De tels instants, subtils et mystérieux, mais trop douloureusement courts, l’appréhension du pesant hiver, font comprendre l’envie de partir qu’éprouve irrésistiblement le Suédois. Il faut fuir ce pays déchirant, ses contrastes et ses excès, aller vers des régions normales. Lorsqu’ils descendent vers le Sud, les Suédois ne cherchent pas l’étrange : ils s’y soustraient. Ainsi se transpose l’instinct viking qui animait leurs anciennes entreprises et qui alimente toujours au fond de leurs âmes cet éternel besoin de départ. Ils ne se lancent plus dans des pirogues de bois. Ce ne sont plus les bandes de Gustave-Adolphe, en perruques et grosses bottes, le mousquet à la main. Mais l’« ailleurs » continue de les tourmenter, et c’est à Paris, à Rome, dans les stations de Suisse et de la Riviera qu’on les retrouve. Comme je les guetterai désormais, maintenant que j’ai surpris, chez eux, les motifs de leur évasion.

Mais leur soupir de soulagement dans une foule en rumeur qui les empêche de penser à eux-mêmes, leur repos en face d’une mer bleue, ne durent guère. La mélancolie qu’ils dépistaient les ressaisit dans leur chambre d’hôtel. Car si révoltés qu’ils soient contre les rigueurs de leur pays, ils ne peuvent s’en passer. En voyageant ils n’ont fait que changer l’objet de leur mélancolie… Un jour, sur un bateau qui naviguait à travers un archipel, je causais avec un Suédois qui, ayant beaucoup couru l’Amérique et les Balkans, m’exposait la nécessité morale où il se trouvait d’habiter New-York ou Vienne. Une pluie glacée nous criblait, voilait à demi, sur l’eau noire, les îlots désolés aux petites constructions qui avaient l’air de boîtes d’allumettes. Je dis sournoisement à mon compagnon : « Je comprends qu’il vous soit impossible de vivre ici. » Il hésita. Nous contournions un rocher rond et mouillé qu’assaillaient, sous le ciel blafard, de gémissantes mouettes. Alors il s’écria, sur un ton de remords et d’ardeur :

— Pardon, j’aime la Suède de toutes mes forces. Et nulle part dans le monde je n’ai vu paysage plus beau que celui-ci.
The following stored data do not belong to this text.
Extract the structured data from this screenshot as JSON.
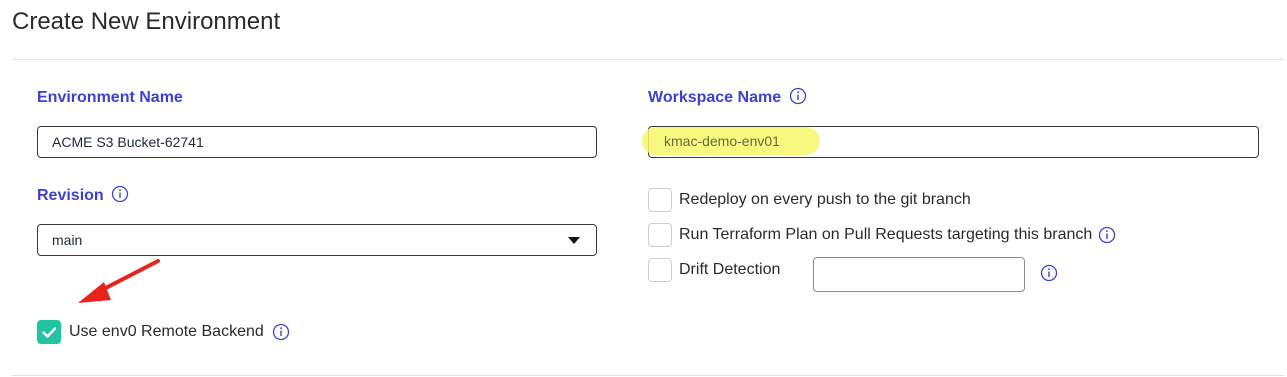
{
  "page": {
    "title": "Create New Environment"
  },
  "environment_name": {
    "label": "Environment Name",
    "value": "ACME S3 Bucket-62741"
  },
  "workspace_name": {
    "label": "Workspace Name",
    "value": "kmac-demo-env01"
  },
  "revision": {
    "label": "Revision",
    "selected": "main"
  },
  "options": {
    "redeploy_label": "Redeploy on every push to the git branch",
    "run_plan_label": "Run Terraform Plan on Pull Requests targeting this branch",
    "drift_label": "Drift Detection",
    "drift_value": ""
  },
  "remote_backend": {
    "label": "Use env0 Remote Backend",
    "checked": true
  },
  "colors": {
    "accent_label": "#3f3fd0",
    "checkbox_checked": "#22c3a0",
    "highlight": "#f4f76a",
    "annotation_arrow": "#e8231e"
  },
  "icons": [
    "info-icon",
    "checkmark-icon",
    "chevron-down-icon",
    "arrow-annotation-icon"
  ]
}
Personne, comme les Suédois, n’a chanté son pays avec une telle tendresse, mêlée de déceptions. Cette patrie marâtre et maternelle, et qui ne ressemble à aucune autre, inoubliable, dont la cruauté suscite une infinie gratitude, les a envoûtés. Ils partent pour s’affranchir, et reviennent par impossibilité d’être infidèles. Leurs colonies à l’étranger, ils les ont organisées avec un soin méticuleux, multipliant les écoles, les bibliothèques, les églises suédoises, afin que nul Suédois ne s’habitue à l’exil, mais entretienne en lui, inconsolable, le souvenir.

Les gens qui sont nés dans des pays tempérés et faciles, où il y a des places, de l’embauche pour tout le monde, ces gens-là, assurés dans leurs certitudes de propriétaires et de rentiers, qui voient le monde venir à eux, et dont les fils, les filles ne seront pas forcés de s’en aller à l’étranger, ignorent cette piété mystérieuse que nourrit l’absence, ces ferveurs mélancoliques de la mémoire et du désir.


Nous connaissons mal la littérature scandinave, que, cédant au préjugé de la « brume du Nord », nous imaginons obscure et perpétuellement symboliste. Nos pères ont commis à propos d’Ibsen d’énormes contre-sens, qu’il serait amusant de reviser. Strindberg, que les Allemands, les Anglais, les Italiens s’accordent à considérer comme un des génies du XIXe siècle à sa fin, est très incomplètement traduit en français. Selma Lagerlof nous est accessible. Mais j’ai été surpris d’entendre les Suédois mettre Heidenstamm — dont nous ne possédons que deux ou trois romans historiques — sur le même rang qu’elle. Enfin j’avoue que j’ignorais jusqu’aux noms de Karlfeldt et de Fröding, qui sont deux écrivains considérables.